Dual inhibition of EGFR, HER3 confers no survival benefit in metastatic colorectal cancer
The dual-action antibody directed against epidermal growth factor receptor (EGFR) and human epidermal growth factor receptor 3 (HER3), duligotuzumab, does not appear to provide survival advantage compared with cetuximab in patients with RAS exon 2/3 wild-type metastatic colorectal cancer (mCRC) treated with the FOLFIRI (folinic acid, fluorouracil and irinotecan) regimen, according to the results of a phase II trial.
A total of 134 mCRC patients (median age 62 years; 61 percent male) with KRAS exon 2 wild-type were randomized to receive either duligotuzumab (n=68) or cetuximab (n=66) with FOLFIRI until progression or intolerable toxicity.
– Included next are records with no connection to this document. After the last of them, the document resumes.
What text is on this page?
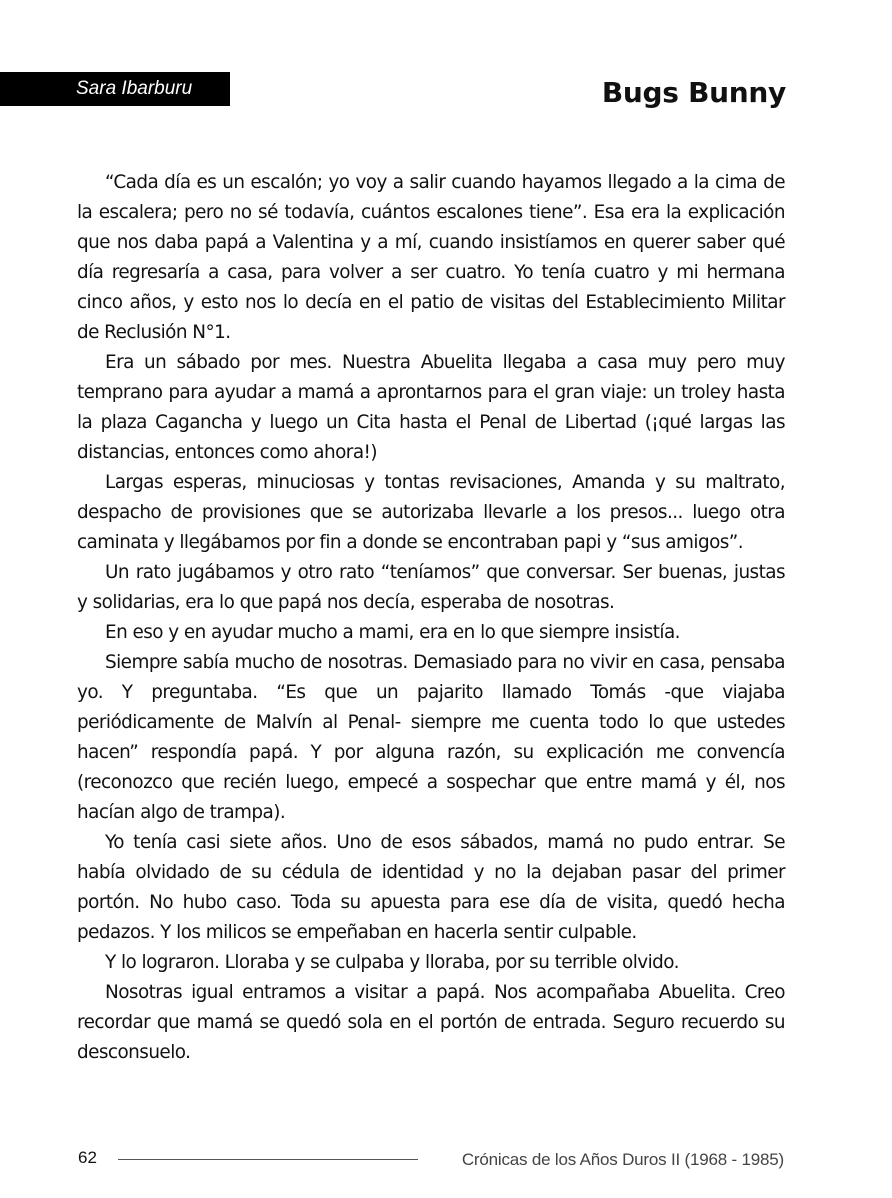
Sara Ibarburu	Bugs Bunny

“Cada día es un escalón; yo voy a salir cuando hayamos llegado a la cima de la escalera; pero no sé todavía, cuántos escalones tiene”. Esa era la explicación que nos daba papá a Valentina y a mí, cuando insistíamos en querer saber qué día regresaría a casa, para volver a ser cuatro. Yo tenía cuatro y mi hermana cinco años, y esto nos lo decía en el patio de visitas del Establecimiento Militar de Reclusión N°1.

Era un sábado por mes. Nuestra Abuelita llegaba a casa muy pero muy temprano para ayudar a mamá a aprontarnos para el gran viaje: un troley hasta la plaza Cagancha y luego un Cita hasta el Penal de Libertad (¡qué largas las distancias, entonces como ahora!)

Largas esperas, minuciosas y tontas revisaciones, Amanda y su maltrato, despacho de provisiones que se autorizaba llevarle a los presos... luego otra caminata y llegábamos por fin a donde se encontraban papi y “sus amigos”.

Un rato jugábamos y otro rato “teníamos” que conversar. Ser buenas, justas y solidarias, era lo que papá nos decía, esperaba de nosotras.

En eso y en ayudar mucho a mami, era en lo que siempre insistía.

Siempre sabía mucho de nosotras. Demasiado para no vivir en casa, pensaba yo. Y preguntaba. “Es que un pajarito llamado Tomás -que viajaba periódicamente de Malvín al Penal- siempre me cuenta todo lo que ustedes hacen” respondía papá. Y por alguna razón, su explicación me convencía (reconozco que recién luego, empecé a sospechar que entre mamá y él, nos hacían algo de trampa).

Yo tenía casi siete años. Uno de esos sábados, mamá no pudo entrar. Se había olvidado de su cédula de identidad y no la dejaban pasar del primer portón. No hubo caso. Toda su apuesta para ese día de visita, quedó hecha pedazos. Y los milicos se empeñaban en hacerla sentir culpable.

Y lo lograron. Lloraba y se culpaba y lloraba, por su terrible olvido.

Nosotras igual entramos a visitar a papá. Nos acompañaba Abuelita. Creo recordar que mamá se quedó sola en el portón de entrada. Seguro recuerdo su desconsuelo.

62	Crónicas de los Años Duros II (1968 - 1985)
Researchers performed mutation and biomarker analysis on mandatory tumour samples, as well as efficacy analysis in patients with RAS exon 2/3 wild-type tumours.
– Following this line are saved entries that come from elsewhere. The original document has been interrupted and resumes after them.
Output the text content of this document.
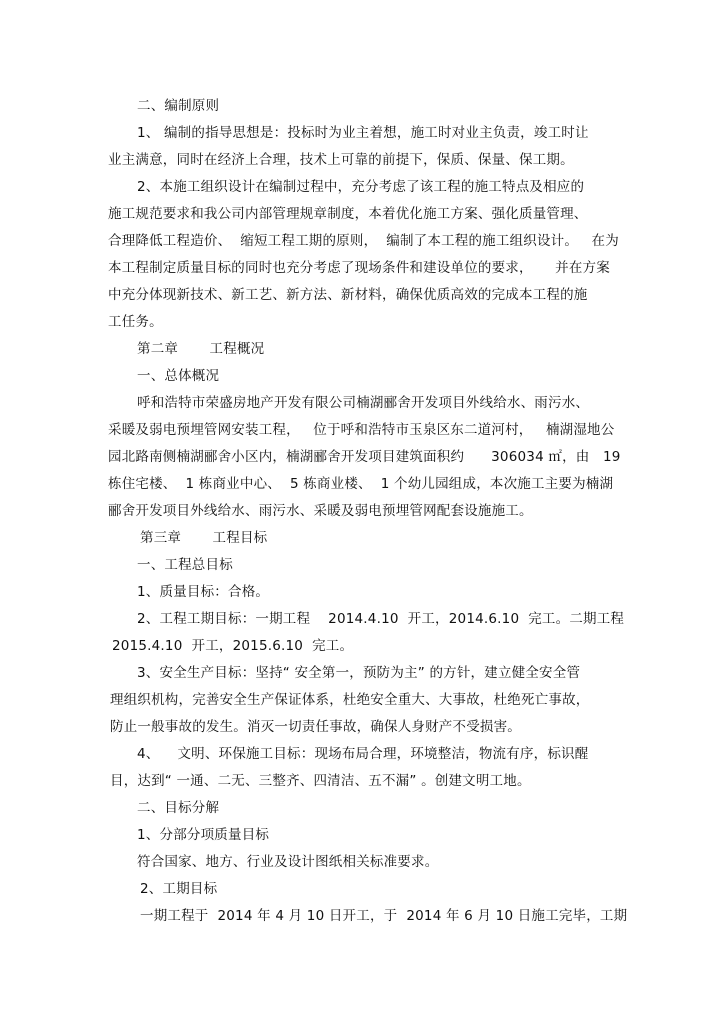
二、编制原则
1、 编制的指导思想是：投标时为业主着想，施工时对业主负责，竣工时让
业主满意，同时在经济上合理，技术上可靠的前提下，保质、保量、保工期。
2、本施工组织设计在编制过程中，充分考虑了该工程的施工特点及相应的
施工规范要求和我公司内部管理规章制度，本着优化施工方案、强化质量管理、
合理降低工程造价、  缩短工程工期的原则，  编制了本工程的施工组织设计。   在为
本工程制定质量目标的同时也充分考虑了现场条件和建设单位的要求，     并在方案
中充分体现新技术、新工艺、新方法、新材料，确保优质高效的完成本工程的施
工任务。
第二章       工程概况
一、总体概况
呼和浩特市荣盛房地产开发有限公司楠湖郦舍开发项目外线给水、雨污水、
采暖及弱电预埋管网安装工程，   位于呼和浩特市玉泉区东二道河村，   楠湖湿地公
园北路南侧楠湖郦舍小区内，楠湖郦舍开发项目建筑面积约      306034 ㎡，由   19
栋住宅楼、  1 栋商业中心、  5 栋商业楼、  1 个幼儿园组成，本次施工主要为楠湖
郦舍开发项目外线给水、雨污水、采暖及弱电预埋管网配套设施施工。
第三章       工程目标
一、工程总目标
1、质量目标：合格。
2、工程工期目标：一期工程    2014.4.10  开工，2014.6.10  完工。二期工程
2015.4.10  开工，2015.6.10  完工。
3、安全生产目标：坚持“ 安全第一，预防为主” 的方针，建立健全安全管
理组织机构，完善安全生产保证体系，杜绝安全重大、大事故，杜绝死亡事故，
防止一般事故的发生。消灭一切责任事故，确保人身财产不受损害。
4、    文明、环保施工目标：现场布局合理，环境整洁，物流有序，标识醒
目，达到“ 一通、二无、三整齐、四清洁、五不漏” 。创建文明工地。
二、目标分解
1、分部分项质量目标
符合国家、地方、行业及设计图纸相关标准要求。
2、工期目标
一期工程于  2014 年 4 月 10 日开工，于  2014 年 6 月 10 日施工完毕，工期
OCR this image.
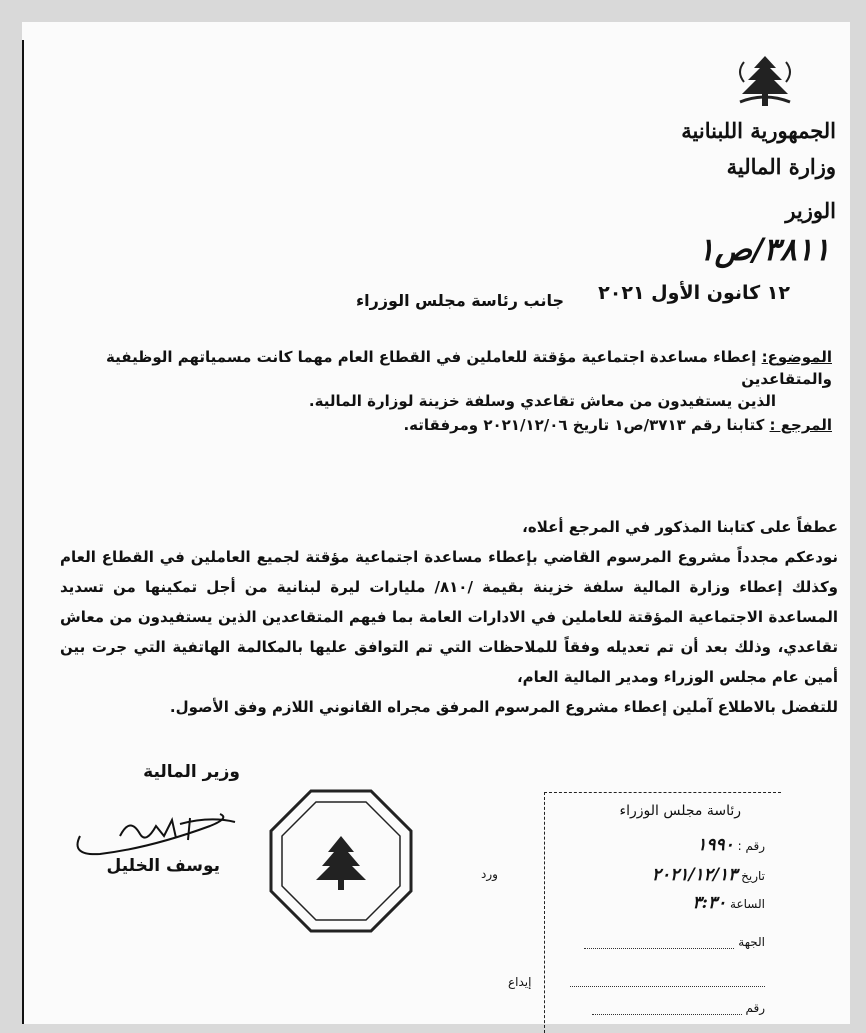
الجمهورية اللبنانية
وزارة المالية
الوزير
٣٨١١/ص١
١٢ كانون الأول ٢٠٢١
جانب رئاسة مجلس الوزراء
الموضوع: إعطاء مساعدة اجتماعية مؤقتة للعاملين في القطاع العام مهما كانت مسمياتهم الوظيفية والمتقاعدين
الذين يستفيدون من معاش تقاعدي وسلفة خزينة لوزارة المالية.
المرجع : كتابنا رقم ٣٧١٣/ص١ تاريخ ٢٠٢١/١٢/٠٦ ومرفقاته.

عطفاً على كتابنا المذكور في المرجع أعلاه،

نودعكم مجدداً مشروع المرسوم القاضي بإعطاء مساعدة اجتماعية مؤقتة لجميع العاملين في القطاع العام وكذلك إعطاء وزارة المالية سلفة خزينة بقيمة /٨١٠/ مليارات ليرة لبنانية من أجل تمكينها من تسديد المساعدة الاجتماعية المؤقتة للعاملين في الادارات العامة بما فيهم المتقاعدين الذين يستفيدون من معاش تقاعدي، وذلك بعد أن تم تعديله وفقاً للملاحظات التي تم التوافق عليها بالمكالمة الهاتفية التي جرت بين أمين عام مجلس الوزراء ومدير المالية العام،

للتفضل بالاطلاع آملين إعطاء مشروع المرسوم المرفق مجراه القانوني اللازم وفق الأصول.

وزير المالية
يوسف الخليل
رئاسة مجلس الوزراء
رقم : ١٩٩٠
تاريخ ٢٠٢١/١٢/١٣
الساعة ٣:٣٠
الجهة
رقم
ورد
إيداع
Of the patients, 98 had RAS exon 2/3 wild-type tumour, with 53 in the duligotuzumab arm and 45 in the cetuximab arm.
Efficacy data revealed that in the subgroup of patients with RAS wild-type tumours, duligotuzumab did not improve progression-free survival (median PFS, 7.3 vs 5.7 months; stratified hazard ratio [HR], 1.21; 90 percent CI, 0.81–1.81) or overall survival (median OS, 14.0 vs 13.1 months; stratified HR, 1.00; 0.61–1.66) compared with cetuximab. Moreover, a trend toward a lower objective response rate (ORR) was observed in the duligotuzumab arm (19 percent vs 33 percent; stratified HR, 0.47; 0.21–1.01).
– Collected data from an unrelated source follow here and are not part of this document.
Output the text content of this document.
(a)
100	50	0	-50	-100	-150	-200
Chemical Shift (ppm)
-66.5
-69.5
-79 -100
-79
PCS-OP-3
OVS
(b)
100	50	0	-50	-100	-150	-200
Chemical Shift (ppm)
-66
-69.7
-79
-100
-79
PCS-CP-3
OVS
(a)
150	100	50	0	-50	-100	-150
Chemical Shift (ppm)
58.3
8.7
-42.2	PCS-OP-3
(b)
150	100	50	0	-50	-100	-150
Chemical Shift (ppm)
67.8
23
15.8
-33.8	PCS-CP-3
There was no association observed between PFS or ORR and ERBB3, NRG1 or AREG expression. In terms of safety, duligotuzumab was associated with fewer skin rash events but more diarrhoea. Additionally, although the incidence of grade ≥3 adverse events (AEs) was similar between the two treatment arms, the frequency of serious AEs was higher with duligotuzumab.
Further development of duligotuzumab has been discontinued.